Health

Rapid endometriosis tests to reach the NHS, aiming to cut years off diagnosis

Guardian Health2 h ago
A laboratory test tube being handled, representing non-invasive diagnostic testing
A laboratory test tube being handled, representing non-invasive diagnostic testingPhoto: Polina Tankilevitch / Pexels

Two tests that can detect endometriosis far faster than existing methods are to be made available on the NHS in England and Wales, in a move specialists have described as a potential gamechanger for the millions of women affected by the condition. According to the Guardian, the saliva-based and gut-sensor tests aim to slash the notoriously long wait many patients endure before receiving a diagnosis.

Endometriosis, in which tissue similar to the lining of the womb grows elsewhere in the body, affects roughly one in ten women of reproductive age. It can cause severe pain, heavy bleeding, fatigue and, in some cases, fertility problems. Yet despite how common it is, the condition has long been difficult to identify, and many women describe years of dismissed symptoms before anyone names the cause.

Part of the problem is diagnostic. The definitive test has traditionally been laparoscopy, a keyhole surgical procedure performed under general anaesthetic to look for endometriosis tissue directly. Because surgery is invasive and resource-intensive, patients often face long waits, and milder cases can go undetected. Studies and patient groups have repeatedly documented average diagnosis times stretching to years.

The new tests promise a different path. A saliva-based test analyses biological markers to flag the likely presence of the condition without surgery, while a gut-sensor approach offers another non-invasive route to detection. If they perform as hoped in real-world use, such tools could allow doctors to identify endometriosis earlier and steer patients toward treatment far sooner.

Earlier diagnosis matters because it can change the course of care. When the condition is recognised sooner, patients can begin pain management, hormonal treatment or other interventions before symptoms become debilitating, and they can make informed decisions about fertility. Delays, by contrast, can mean years of untreated pain and, for some, worsening disease.

Specialists quoted in the coverage framed the rollout as significant precisely because endometriosis has been under-served for so long. Women's health conditions have historically received less research funding and attention than many other areas of medicine, a gap that campaigners and clinicians have pushed hard to close. Making faster tests available through the public health system is, in that light, both a clinical and a symbolic step.

Still, experts urged realism about what a new test can and cannot do. A screening or triage tool that flags likely cases is not the same as a perfect diagnostic, and how the tests are used in practice, who is offered them, how results are interpreted and what follow-up looks like, will determine much of their real-world value. Non-invasive tests can also produce false results, and clinicians will need clear guidance on next steps.

The practical impact will also depend on capacity. A faster route to identifying endometriosis is only useful if the health system can then provide timely treatment. If more women are diagnosed but specialist services remain stretched, some of the benefit could be lost to waiting lists further down the line. Rollout details, including where and how quickly the tests become available, will shape the outcome.

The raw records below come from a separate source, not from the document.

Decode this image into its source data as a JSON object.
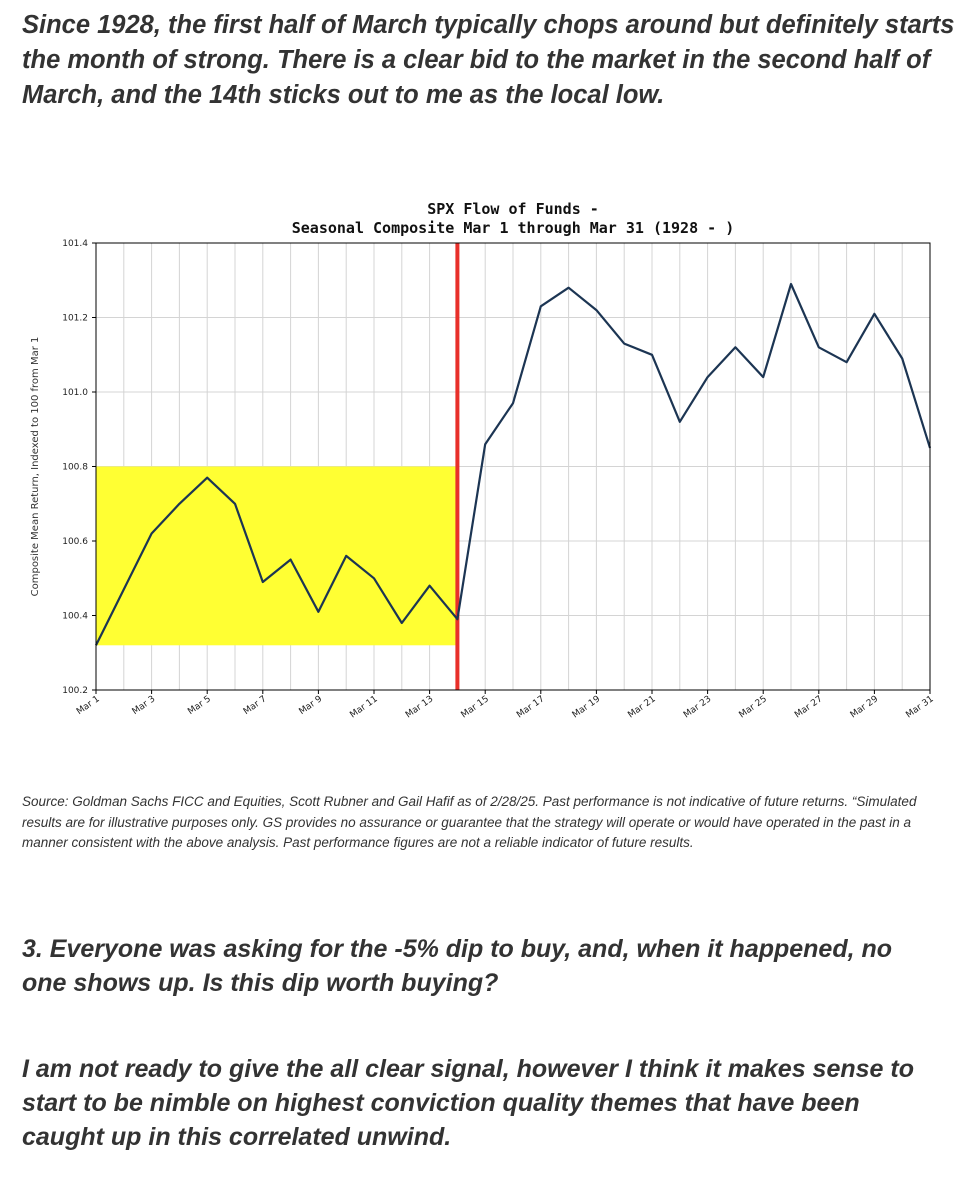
{
  "intro_text": "Since 1928, the first half of March typically chops around but definitely starts the month of strong. There is a clear bid to the market in the second half of March, and the 14th sticks out to me as the local low.",
  "source_note": "Source: Goldman Sachs FICC and Equities, Scott Rubner and Gail Hafif as of 2/28/25. Past performance is not indicative of future returns. “Simulated results are for illustrative purposes only. GS provides no assurance or guarantee that the strategy will operate or would have operated in the past in a manner consistent with the above analysis. Past performance figures are not a reliable indicator of future results.",
  "question_3": "3. Everyone was asking for the -5% dip to buy, and, when it happened, no one shows up. Is this dip worth buying?",
  "answer_3": "I am not ready to give the all clear signal, however I think it makes sense to start to be nimble on highest conviction quality themes that have been caught up in this correlated unwind.",
  "chart_data": {
    "type": "line",
    "title": "SPX Flow of Funds -",
    "subtitle": "Seasonal Composite Mar 1 through Mar 31 (1928 - )",
    "xlabel": "",
    "ylabel": "Composite Mean Return, Indexed to 100 from Mar 1",
    "x": [
      1,
      2,
      3,
      4,
      5,
      6,
      7,
      8,
      9,
      10,
      11,
      12,
      13,
      14,
      15,
      16,
      17,
      18,
      19,
      20,
      21,
      22,
      23,
      24,
      25,
      26,
      27,
      28,
      29,
      30,
      31
    ],
    "values": [
      100.32,
      100.47,
      100.62,
      100.7,
      100.77,
      100.7,
      100.49,
      100.55,
      100.41,
      100.56,
      100.5,
      100.38,
      100.48,
      100.39,
      100.86,
      100.97,
      101.23,
      101.28,
      101.22,
      101.13,
      101.1,
      100.92,
      101.04,
      101.12,
      101.04,
      101.29,
      101.12,
      101.08,
      101.21,
      101.09,
      100.85
    ],
    "xticks": [
      1,
      3,
      5,
      7,
      9,
      11,
      13,
      15,
      17,
      19,
      21,
      23,
      25,
      27,
      29,
      31
    ],
    "xtick_labels": [
      "Mar 1",
      "Mar 3",
      "Mar 5",
      "Mar 7",
      "Mar 9",
      "Mar 11",
      "Mar 13",
      "Mar 15",
      "Mar 17",
      "Mar 19",
      "Mar 21",
      "Mar 23",
      "Mar 25",
      "Mar 27",
      "Mar 29",
      "Mar 31"
    ],
    "yticks": [
      100.2,
      100.4,
      100.6,
      100.8,
      101.0,
      101.2,
      101.4
    ],
    "ytick_labels": [
      "100.2",
      "100.4",
      "100.6",
      "100.8",
      "101.0",
      "101.2",
      "101.4"
    ],
    "xlim": [
      1,
      31
    ],
    "ylim": [
      100.2,
      101.4
    ],
    "grid": true,
    "highlight_region": {
      "x_from": 1,
      "x_to": 14,
      "y_from": 100.32,
      "y_to": 100.8,
      "color": "#ffff33"
    },
    "vertical_marker": {
      "x": 14,
      "color": "#e8302a"
    },
    "line_color": "#1c3553"
  }
}
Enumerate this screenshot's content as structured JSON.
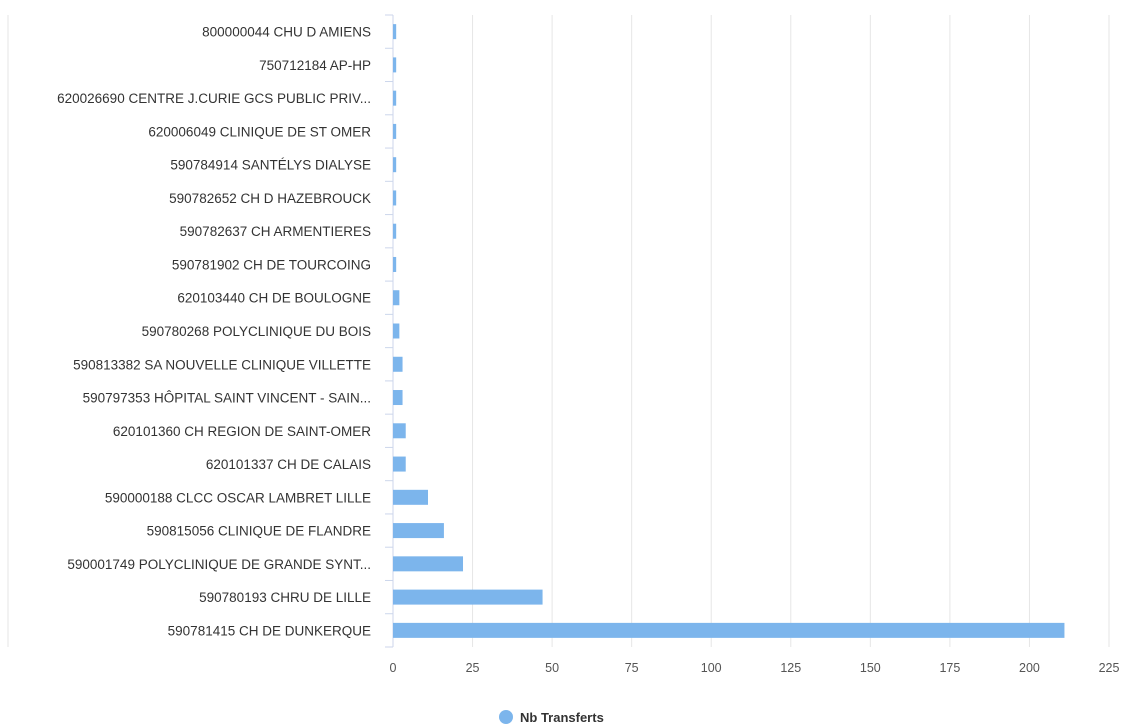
{
  "chart_data": {
    "type": "bar",
    "orientation": "horizontal",
    "categories": [
      "800000044 CHU D AMIENS",
      "750712184 AP-HP",
      "620026690 CENTRE J.CURIE GCS PUBLIC PRIV...",
      "620006049 CLINIQUE DE ST OMER",
      "590784914 SANTÉLYS DIALYSE",
      "590782652 CH D HAZEBROUCK",
      "590782637 CH ARMENTIERES",
      "590781902 CH DE TOURCOING",
      "620103440 CH DE BOULOGNE",
      "590780268 POLYCLINIQUE DU BOIS",
      "590813382 SA NOUVELLE CLINIQUE VILLETTE",
      "590797353 HÔPITAL SAINT VINCENT - SAIN...",
      "620101360 CH REGION DE SAINT-OMER",
      "620101337 CH DE CALAIS",
      "590000188 CLCC OSCAR LAMBRET LILLE",
      "590815056 CLINIQUE DE FLANDRE",
      "590001749 POLYCLINIQUE DE GRANDE SYNT...",
      "590780193 CHRU DE LILLE",
      "590781415 CH DE DUNKERQUE"
    ],
    "series": [
      {
        "name": "Nb Transferts",
        "values": [
          1,
          1,
          1,
          1,
          1,
          1,
          1,
          1,
          2,
          2,
          3,
          3,
          4,
          4,
          11,
          16,
          22,
          47,
          211
        ]
      }
    ],
    "xlim": [
      0,
      225
    ],
    "xticks": [
      "0",
      "25",
      "50",
      "75",
      "100",
      "125",
      "150",
      "175",
      "200",
      "225"
    ],
    "grid": "vertical",
    "legend": "bottom-center",
    "color": "#7cb5ec"
  }
}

For patients, though, the direction of travel is encouraging. After years in which endometriosis was frequently misunderstood, minimised or missed, the prospect of a quick, non-surgical test reaching the NHS represents a tangible change. Advocacy groups have long argued that the condition's toll, on health, work and quality of life, has been badly underestimated.

Whether the tests deliver on their promise will become clearer as they are deployed and studied in everyday clinical settings. But the ambition behind them, to turn a diagnosis that can take years into one that takes far less time, addresses one of the most persistent frustrations in women's health, and does so with tools designed to spare patients invasive surgery.